2046 (Wong Kar-wai, 2004, Hong Kong)

This is a story about love, loss, and regrets. IN THE MOOD FOR LOVE introduced an intimate and more endearing Chow, a faithful husband who lived next door to So, a married woman whom he falls deeply in love with, but soon understands and finally accepts that this relationship is doomed. 

In 2046, we meet Chow a few years later and he is cold and distant, using women as mere playthings for a night or two, never allowing intimacy or heartache: he has become a Simulacrum whose emotional reactions are delayed…or nonexistent. He still searches for fragments of his true love in other women but these relationships are dreary and dark reflections of his former life.

Chow rents a shabby apartment next door to a room numbered 2046; the same room number in Singapore (years earlier) where he found temporary happiness.
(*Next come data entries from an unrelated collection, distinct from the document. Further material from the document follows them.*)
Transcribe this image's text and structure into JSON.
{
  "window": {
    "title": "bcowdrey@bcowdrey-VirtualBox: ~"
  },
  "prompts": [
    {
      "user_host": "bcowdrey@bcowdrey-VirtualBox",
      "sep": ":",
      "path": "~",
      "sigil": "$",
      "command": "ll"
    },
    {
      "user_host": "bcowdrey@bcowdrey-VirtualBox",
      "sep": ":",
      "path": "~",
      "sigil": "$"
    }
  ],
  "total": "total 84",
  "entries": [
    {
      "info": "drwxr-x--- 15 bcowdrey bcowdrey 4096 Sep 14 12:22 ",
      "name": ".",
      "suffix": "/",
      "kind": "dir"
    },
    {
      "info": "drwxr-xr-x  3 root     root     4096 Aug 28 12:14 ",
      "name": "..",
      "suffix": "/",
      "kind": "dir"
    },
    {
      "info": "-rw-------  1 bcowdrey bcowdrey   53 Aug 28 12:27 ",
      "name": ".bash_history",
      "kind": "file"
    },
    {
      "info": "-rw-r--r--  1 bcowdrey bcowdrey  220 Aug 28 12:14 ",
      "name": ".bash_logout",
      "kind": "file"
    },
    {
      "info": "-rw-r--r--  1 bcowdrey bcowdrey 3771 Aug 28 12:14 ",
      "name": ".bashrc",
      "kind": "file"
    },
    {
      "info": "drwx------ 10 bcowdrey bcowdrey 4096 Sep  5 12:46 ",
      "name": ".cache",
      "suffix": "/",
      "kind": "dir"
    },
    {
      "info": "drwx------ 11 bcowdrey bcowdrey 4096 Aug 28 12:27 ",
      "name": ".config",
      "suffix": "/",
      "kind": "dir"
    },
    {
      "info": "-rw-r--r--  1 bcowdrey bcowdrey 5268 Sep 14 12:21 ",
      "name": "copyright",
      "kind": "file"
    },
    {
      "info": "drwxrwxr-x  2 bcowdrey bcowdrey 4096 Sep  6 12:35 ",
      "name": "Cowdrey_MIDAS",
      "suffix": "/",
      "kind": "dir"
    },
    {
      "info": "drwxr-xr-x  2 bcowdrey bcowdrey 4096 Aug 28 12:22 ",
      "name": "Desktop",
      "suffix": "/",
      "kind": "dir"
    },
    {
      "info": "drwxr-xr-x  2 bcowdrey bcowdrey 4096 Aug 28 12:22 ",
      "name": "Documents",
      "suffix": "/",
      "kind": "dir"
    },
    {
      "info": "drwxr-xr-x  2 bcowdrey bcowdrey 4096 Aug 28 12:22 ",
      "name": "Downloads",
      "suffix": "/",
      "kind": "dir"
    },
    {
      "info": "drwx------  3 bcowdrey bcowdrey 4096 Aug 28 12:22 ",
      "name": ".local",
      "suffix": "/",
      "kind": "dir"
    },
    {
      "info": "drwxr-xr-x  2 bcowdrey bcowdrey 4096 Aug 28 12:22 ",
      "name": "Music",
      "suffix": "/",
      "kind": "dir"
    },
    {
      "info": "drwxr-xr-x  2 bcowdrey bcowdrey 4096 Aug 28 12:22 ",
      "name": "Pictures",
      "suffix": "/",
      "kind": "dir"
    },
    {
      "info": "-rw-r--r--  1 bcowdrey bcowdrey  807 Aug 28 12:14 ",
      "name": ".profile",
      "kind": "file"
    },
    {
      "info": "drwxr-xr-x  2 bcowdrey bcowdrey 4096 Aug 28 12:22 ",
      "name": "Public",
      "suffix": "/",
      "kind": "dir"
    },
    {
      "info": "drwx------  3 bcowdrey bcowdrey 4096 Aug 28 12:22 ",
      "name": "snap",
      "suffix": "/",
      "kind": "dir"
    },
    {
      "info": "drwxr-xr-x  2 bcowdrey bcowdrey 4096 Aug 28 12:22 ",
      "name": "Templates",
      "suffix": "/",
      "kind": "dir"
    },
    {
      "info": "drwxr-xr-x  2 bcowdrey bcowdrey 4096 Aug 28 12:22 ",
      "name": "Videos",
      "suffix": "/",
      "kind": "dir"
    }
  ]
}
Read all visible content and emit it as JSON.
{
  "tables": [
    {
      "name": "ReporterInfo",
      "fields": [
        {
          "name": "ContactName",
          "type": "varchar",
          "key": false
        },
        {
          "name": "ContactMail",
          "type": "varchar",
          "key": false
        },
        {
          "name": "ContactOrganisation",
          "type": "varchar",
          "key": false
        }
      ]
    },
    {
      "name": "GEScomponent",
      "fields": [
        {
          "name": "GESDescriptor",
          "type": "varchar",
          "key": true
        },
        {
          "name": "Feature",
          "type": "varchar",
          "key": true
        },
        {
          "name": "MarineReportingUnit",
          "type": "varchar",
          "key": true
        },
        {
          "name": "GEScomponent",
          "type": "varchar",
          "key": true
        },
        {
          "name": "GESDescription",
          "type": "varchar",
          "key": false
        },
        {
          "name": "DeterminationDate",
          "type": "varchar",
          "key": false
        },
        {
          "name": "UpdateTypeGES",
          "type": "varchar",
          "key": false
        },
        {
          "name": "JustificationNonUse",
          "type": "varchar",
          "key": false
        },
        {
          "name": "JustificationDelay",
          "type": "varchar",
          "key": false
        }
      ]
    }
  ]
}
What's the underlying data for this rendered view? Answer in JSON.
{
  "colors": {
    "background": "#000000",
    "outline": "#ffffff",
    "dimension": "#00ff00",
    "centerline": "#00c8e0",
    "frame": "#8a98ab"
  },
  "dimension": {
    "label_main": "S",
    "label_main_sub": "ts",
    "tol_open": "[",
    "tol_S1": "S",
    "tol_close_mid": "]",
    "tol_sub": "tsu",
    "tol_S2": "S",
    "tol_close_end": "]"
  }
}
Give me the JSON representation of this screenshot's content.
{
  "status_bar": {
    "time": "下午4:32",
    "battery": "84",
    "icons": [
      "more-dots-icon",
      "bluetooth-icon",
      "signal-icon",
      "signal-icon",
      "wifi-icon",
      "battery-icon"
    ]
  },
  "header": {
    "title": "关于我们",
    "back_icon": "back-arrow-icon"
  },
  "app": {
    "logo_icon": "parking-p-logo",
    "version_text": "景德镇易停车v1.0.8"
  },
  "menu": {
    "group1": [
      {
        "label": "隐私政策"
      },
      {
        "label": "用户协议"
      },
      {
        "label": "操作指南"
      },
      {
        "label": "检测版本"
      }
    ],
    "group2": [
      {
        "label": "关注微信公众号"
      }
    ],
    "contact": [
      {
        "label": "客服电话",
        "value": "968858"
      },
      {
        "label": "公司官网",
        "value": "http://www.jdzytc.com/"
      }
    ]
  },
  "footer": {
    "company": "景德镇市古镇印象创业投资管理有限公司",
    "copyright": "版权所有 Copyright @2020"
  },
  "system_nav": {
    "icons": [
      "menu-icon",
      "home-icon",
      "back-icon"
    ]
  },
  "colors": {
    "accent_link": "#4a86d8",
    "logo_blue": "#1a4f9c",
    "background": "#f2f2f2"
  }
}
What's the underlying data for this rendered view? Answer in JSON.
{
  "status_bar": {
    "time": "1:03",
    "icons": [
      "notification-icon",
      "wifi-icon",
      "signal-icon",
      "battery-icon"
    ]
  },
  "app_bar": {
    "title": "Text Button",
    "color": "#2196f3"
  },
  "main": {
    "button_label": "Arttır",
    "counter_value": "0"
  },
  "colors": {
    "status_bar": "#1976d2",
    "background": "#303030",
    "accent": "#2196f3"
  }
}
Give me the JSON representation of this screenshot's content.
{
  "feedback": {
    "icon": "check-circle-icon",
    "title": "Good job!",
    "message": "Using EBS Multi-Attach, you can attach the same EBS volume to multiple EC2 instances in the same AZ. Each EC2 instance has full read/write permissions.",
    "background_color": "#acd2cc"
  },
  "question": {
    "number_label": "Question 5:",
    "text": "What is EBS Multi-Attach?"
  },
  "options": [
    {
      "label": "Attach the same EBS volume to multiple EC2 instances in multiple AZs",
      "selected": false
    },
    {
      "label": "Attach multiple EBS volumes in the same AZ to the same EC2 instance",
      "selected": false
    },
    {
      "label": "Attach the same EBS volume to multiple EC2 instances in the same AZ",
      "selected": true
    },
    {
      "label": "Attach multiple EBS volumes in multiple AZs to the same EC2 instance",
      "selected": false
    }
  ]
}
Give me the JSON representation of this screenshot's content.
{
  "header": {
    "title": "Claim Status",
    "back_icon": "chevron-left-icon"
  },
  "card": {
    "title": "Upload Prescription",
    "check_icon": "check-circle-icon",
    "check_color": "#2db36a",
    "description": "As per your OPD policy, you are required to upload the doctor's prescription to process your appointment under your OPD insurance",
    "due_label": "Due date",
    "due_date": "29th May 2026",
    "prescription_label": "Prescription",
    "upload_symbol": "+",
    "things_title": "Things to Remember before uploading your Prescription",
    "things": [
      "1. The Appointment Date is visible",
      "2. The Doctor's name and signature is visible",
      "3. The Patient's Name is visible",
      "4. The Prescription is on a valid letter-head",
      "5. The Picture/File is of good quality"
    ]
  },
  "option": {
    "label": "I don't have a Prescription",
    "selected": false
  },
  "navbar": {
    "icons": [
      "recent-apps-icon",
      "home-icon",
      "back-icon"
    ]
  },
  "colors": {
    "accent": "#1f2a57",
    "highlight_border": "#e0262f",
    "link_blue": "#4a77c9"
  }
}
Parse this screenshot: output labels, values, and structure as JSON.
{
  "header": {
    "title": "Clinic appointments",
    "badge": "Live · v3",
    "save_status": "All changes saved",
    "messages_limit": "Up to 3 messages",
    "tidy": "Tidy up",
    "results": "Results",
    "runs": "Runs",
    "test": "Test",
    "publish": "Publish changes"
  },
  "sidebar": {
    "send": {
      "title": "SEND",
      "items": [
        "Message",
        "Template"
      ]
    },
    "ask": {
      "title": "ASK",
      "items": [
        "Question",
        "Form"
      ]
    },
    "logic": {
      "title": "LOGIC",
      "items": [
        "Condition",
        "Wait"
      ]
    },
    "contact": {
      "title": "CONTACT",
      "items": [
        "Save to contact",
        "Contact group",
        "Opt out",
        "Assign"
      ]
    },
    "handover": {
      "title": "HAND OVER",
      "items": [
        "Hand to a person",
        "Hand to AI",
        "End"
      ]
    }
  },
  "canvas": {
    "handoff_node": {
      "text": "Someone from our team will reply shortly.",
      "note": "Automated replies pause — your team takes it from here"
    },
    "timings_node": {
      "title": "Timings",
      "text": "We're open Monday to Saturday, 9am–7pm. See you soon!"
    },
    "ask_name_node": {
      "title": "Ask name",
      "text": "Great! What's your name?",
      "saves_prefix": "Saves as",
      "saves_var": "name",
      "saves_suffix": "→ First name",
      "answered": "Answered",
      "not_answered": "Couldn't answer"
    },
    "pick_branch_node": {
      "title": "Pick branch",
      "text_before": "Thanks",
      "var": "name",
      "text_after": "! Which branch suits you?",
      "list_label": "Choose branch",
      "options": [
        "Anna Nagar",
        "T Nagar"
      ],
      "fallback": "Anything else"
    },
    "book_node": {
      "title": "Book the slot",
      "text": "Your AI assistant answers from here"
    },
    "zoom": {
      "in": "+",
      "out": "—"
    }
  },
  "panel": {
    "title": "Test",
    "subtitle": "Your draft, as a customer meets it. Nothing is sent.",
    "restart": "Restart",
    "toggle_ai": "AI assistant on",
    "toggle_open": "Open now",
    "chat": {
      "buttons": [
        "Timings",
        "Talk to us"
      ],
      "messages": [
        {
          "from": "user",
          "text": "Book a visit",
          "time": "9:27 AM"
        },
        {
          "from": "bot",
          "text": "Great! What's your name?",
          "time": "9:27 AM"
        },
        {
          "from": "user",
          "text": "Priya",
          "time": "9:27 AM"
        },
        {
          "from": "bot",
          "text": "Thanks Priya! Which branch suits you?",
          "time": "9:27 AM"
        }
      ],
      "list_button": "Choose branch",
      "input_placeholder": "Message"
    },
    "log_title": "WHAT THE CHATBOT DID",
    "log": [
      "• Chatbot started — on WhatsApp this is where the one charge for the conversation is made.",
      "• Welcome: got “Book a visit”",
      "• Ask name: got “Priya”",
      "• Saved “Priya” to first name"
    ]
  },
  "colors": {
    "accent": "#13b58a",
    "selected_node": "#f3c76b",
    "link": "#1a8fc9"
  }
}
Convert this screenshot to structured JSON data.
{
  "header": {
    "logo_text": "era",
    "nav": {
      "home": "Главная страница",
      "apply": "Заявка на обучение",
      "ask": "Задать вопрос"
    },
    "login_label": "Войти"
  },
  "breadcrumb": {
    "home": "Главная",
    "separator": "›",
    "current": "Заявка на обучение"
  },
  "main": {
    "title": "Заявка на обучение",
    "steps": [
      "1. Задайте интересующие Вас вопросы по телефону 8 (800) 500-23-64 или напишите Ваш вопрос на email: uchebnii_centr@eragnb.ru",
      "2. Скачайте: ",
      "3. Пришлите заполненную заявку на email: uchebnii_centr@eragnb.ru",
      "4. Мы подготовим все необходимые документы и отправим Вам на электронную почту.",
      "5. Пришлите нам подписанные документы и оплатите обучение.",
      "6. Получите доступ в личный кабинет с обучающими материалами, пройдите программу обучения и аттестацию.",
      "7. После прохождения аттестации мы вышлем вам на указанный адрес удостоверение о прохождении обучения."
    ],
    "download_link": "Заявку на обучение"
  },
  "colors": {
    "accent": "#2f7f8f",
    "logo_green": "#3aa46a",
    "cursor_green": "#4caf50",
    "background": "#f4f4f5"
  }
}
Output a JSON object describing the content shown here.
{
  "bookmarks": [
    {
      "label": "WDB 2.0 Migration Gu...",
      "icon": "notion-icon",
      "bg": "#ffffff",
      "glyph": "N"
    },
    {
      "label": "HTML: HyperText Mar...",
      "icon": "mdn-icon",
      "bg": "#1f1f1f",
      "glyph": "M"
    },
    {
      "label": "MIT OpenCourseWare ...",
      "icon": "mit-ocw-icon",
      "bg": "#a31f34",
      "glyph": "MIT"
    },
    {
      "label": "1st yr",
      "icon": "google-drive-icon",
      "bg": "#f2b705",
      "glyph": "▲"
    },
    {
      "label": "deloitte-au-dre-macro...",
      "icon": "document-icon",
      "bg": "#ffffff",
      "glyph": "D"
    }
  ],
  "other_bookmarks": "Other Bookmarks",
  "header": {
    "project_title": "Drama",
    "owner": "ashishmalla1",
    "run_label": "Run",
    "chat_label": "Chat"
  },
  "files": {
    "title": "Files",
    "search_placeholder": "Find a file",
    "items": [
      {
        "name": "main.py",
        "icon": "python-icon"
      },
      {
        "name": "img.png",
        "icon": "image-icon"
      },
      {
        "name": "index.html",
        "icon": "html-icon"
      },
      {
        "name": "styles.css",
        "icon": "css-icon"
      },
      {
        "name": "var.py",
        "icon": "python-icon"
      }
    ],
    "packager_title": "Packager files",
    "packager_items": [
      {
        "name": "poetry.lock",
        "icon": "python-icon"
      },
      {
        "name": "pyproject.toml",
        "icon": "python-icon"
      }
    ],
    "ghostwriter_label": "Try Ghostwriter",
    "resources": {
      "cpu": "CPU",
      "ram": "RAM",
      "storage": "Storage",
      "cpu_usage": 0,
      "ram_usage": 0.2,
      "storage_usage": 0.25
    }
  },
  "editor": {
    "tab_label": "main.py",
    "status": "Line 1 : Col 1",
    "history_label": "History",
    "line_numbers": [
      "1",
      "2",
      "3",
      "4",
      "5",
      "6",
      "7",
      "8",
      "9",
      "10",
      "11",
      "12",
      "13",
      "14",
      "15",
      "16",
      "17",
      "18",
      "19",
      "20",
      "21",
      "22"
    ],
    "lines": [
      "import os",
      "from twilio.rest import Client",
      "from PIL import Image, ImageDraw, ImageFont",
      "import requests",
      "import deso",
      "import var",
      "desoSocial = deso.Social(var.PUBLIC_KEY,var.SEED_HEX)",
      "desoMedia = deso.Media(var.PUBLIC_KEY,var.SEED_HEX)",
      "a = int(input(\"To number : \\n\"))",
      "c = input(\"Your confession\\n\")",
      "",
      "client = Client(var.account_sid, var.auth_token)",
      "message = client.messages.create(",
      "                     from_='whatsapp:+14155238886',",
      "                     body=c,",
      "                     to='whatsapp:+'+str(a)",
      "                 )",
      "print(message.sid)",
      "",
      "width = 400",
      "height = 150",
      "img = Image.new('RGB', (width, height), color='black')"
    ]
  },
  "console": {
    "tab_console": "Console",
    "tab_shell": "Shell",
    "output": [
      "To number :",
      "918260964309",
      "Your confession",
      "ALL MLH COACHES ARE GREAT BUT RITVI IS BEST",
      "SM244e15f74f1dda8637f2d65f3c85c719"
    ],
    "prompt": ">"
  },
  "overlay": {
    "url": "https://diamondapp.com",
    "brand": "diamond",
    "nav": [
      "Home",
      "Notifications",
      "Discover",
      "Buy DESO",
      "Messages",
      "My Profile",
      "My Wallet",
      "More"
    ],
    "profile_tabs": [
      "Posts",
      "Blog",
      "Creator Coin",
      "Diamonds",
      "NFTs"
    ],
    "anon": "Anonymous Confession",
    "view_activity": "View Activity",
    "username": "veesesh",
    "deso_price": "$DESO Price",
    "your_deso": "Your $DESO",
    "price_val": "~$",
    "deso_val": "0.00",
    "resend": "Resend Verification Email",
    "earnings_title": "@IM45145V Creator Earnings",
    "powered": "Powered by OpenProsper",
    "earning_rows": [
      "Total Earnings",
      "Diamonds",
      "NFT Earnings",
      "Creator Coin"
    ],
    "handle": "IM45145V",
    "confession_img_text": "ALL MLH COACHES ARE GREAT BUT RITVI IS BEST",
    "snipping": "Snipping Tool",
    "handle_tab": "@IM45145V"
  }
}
He allows himself to become close to the Innkeeper’s daughter but she is in love with a Japanese man. Together they write a science fiction tale called 2046, a story about a Japanese man (this is Chow’s fictional doppelganger) who is leaving a time/space/state-of-being because he can’t find love and holds the leaden weight of a secret. But this character falls in love with a female Simulacrum who can’t reciprocate his feelings and he is left heartbroken, emotionally destitute. This is a metaphor for Chow’s reality and his catharsis. Because whenever Chow allows himself to love a woman it all ends abruptly.

Wong Kar-wai’s film is visually mesmerizing as he portrays Chow’s reality in oversaturated colors and beautifully framed compositions. He is rarely photographed alone, which contrasts the starkness of the first film, until he begins to fall in love again. Then we see him isolated at his desk, pen quivering over paper, fiction his only way to understand the world around him. But this journey seems to be infinite as his pen cannot complete the final chapter. Chow travels towards an unknown and always changing destination. Alone.